From 2011 to 2012 he worked with professor Patrick Taylor at NASA’s Goddard Space Flight Center (Maryland, US) on a new low orbit satellite project. In 2011, he became the head of the Georgian Space Research Agency.

He has been an academician and full member of the Georgian National Academy of Sciences since 2016.

== Professional and business career ==
Zilpimiani founded the first Geogian private broadcaster, I Radio, in 1994, followed by the TV company I STEREO in 1997. In 2002, he founded the broadcasting company Stereo Plus, the main activities of which are the organization and production of TV and radio broadcasting, and the creation and operation of broadcasting and communication networks. Since its foundation, the company has worked with many TV stations.

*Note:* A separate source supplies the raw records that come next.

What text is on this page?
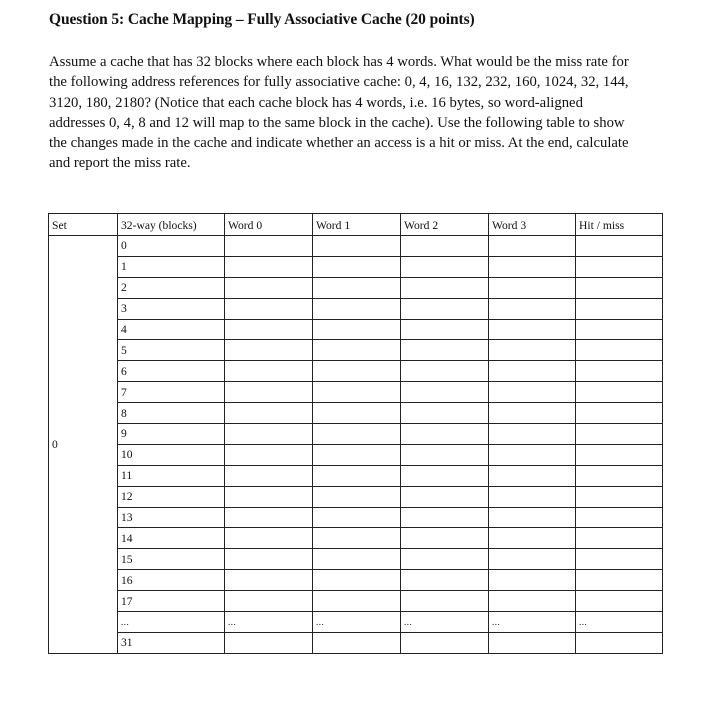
Question 5: Cache Mapping – Fully Associative Cache (20 points)
Assume a cache that has 32 blocks where each block has 4 words. What would be the miss rate for
the following address references for fully associative cache: 0, 4, 16, 132, 232, 160, 1024, 32, 144,
3120, 180, 2180? (Notice that each cache block has 4 words, i.e. 16 bytes, so word-aligned
addresses 0, 4, 8 and 12 will map to the same block in the cache). Use the following table to show
the changes made in the cache and indicate whether an access is a hit or miss. At the end, calculate
and report the miss rate.
Set	32-way (blocks)	Word 0	Word 1	Word 2	Word 3	Hit / miss
0	0					
	1					
	2					
	3					
	4					
	5					
	6					
	7					
	8					
	9					
	10					
	11					
	12					
	13					
	14					
	15					
	16					
	17					
	...	...	...	...	...	...
	31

Since January 2021, Zilpimiani has been a Member of Parliament of the 10th convocation, as well as Deputy Chairperson of the Foreign Relations Committee and Member of the Education and Science Committee since June of that year.

Zilpimiani has published 108 international scientific papers. Additionally, he is co-author of four international space projects and one international patent.